Kalshi, a New York-based startup, lists derivatives contracts with outcomes tied to everything from the number of tropical storms this year to the Federal Reserve’s benchmark rate in November.
But the wagers that put it in the crosshairs of the CFTC are tied to upcoming elections.
The CFTC first challenged Kalshi’s congressional election wagers back in November 2023, and a lower court ruled in favor of Kalshi in early September.
That allowed Kalshi’s contracts on which party will take control over the House and Senate to go live, but they lasted less than a day before the CFTC ordered a stay on trading.
The commission argued that betting on congressional elections would “threaten election integrity,” since some voters might be motivated to participate to sway the market in favor of their preferred candidate.
But on Wednesday, a US appeals court lifted the block on Kalshi’s politics-related contracts, with the judge ruling the CFTC failed to prove a threat to the integrity of the vote.
Kalshi has yet to restart the trades, but a company spokesperson told CoinDesk it would resume the contracts “very soon.”
The court’s decision comes just five weeks before the elections, and follows years of legal battles between prediction markets and the CFTC.
PredictIt, a project founded by researchers in New Zealand, has operated in the US since 2014 under a no-action letter from the CFTC, but it limits American bettors to a maximum of $850 in wagers.
It also only lets up to 5,000 betters participate in each market, and has faced headwinds from the CFTC in the last two years.
Offshore markets like Polymarket, on the other hand, technically ban American participants, and have escaped regulatory scrutiny as a result.

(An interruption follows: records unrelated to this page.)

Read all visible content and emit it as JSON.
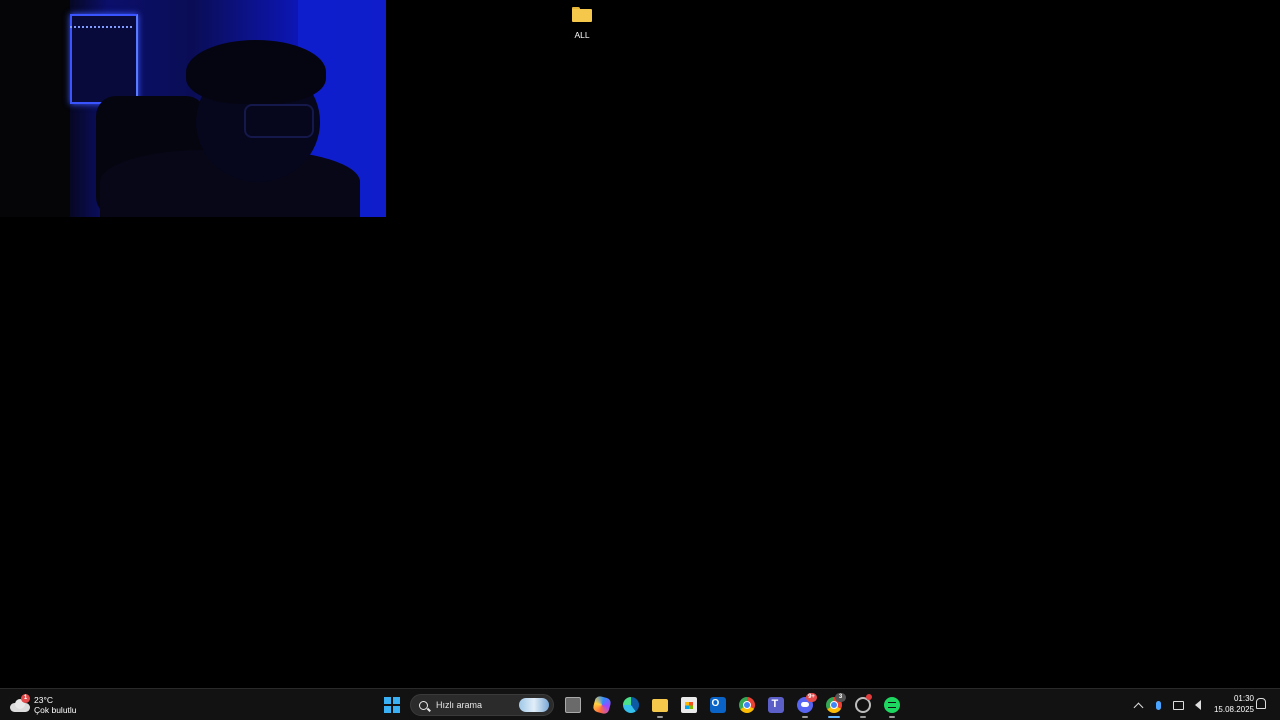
{
  "desktop": {
    "icons": [
      {
        "label": "ALL",
        "icon": "folder-icon"
      }
    ]
  },
  "webcam_overlay": {
    "description_icon": "webcam-feed"
  },
  "taskbar": {
    "weather": {
      "temperature": "23°C",
      "condition": "Çok bulutlu",
      "badge": "1",
      "icon": "cloud-icon"
    },
    "search": {
      "placeholder": "Hızlı arama"
    },
    "apps": [
      {
        "name": "start",
        "icon": "windows-start-icon"
      },
      {
        "name": "task-view",
        "icon": "task-view-icon"
      },
      {
        "name": "copilot",
        "icon": "copilot-icon"
      },
      {
        "name": "edge",
        "icon": "edge-icon"
      },
      {
        "name": "file-explorer",
        "icon": "folder-icon"
      },
      {
        "name": "store",
        "icon": "store-icon"
      },
      {
        "name": "outlook",
        "icon": "outlook-icon"
      },
      {
        "name": "chrome",
        "icon": "chrome-icon"
      },
      {
        "name": "teams",
        "icon": "teams-icon"
      },
      {
        "name": "discord",
        "icon": "discord-icon",
        "badge": "9+"
      },
      {
        "name": "chrome-profile",
        "icon": "chrome-icon",
        "badge": "3"
      },
      {
        "name": "app-ring",
        "icon": "ring-app-icon"
      },
      {
        "name": "spotify",
        "icon": "spotify-icon"
      }
    ],
    "tray": {
      "time": "01:30",
      "date": "15.08.2025"
    }
  },
  "colors": {
    "desktop_bg": "#000000",
    "taskbar_bg": "#121212",
    "accent": "#62b7ff"
  }
}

But the startup is based in New York, and some have suggested US users have figured out how to use VPNs to bypass the restrictions.
Prediction market supporters argue that less regulation from the CFTC is key to preventing election manipulation via prediction markets.
“Everything kind of feeds off of everything else, and by trying to limit one aspect of it, or trying to police one aspect of it, it can often ruin the entire market function,” Rutgers University statistics professor Harry Crane told B-17 in an interview in August.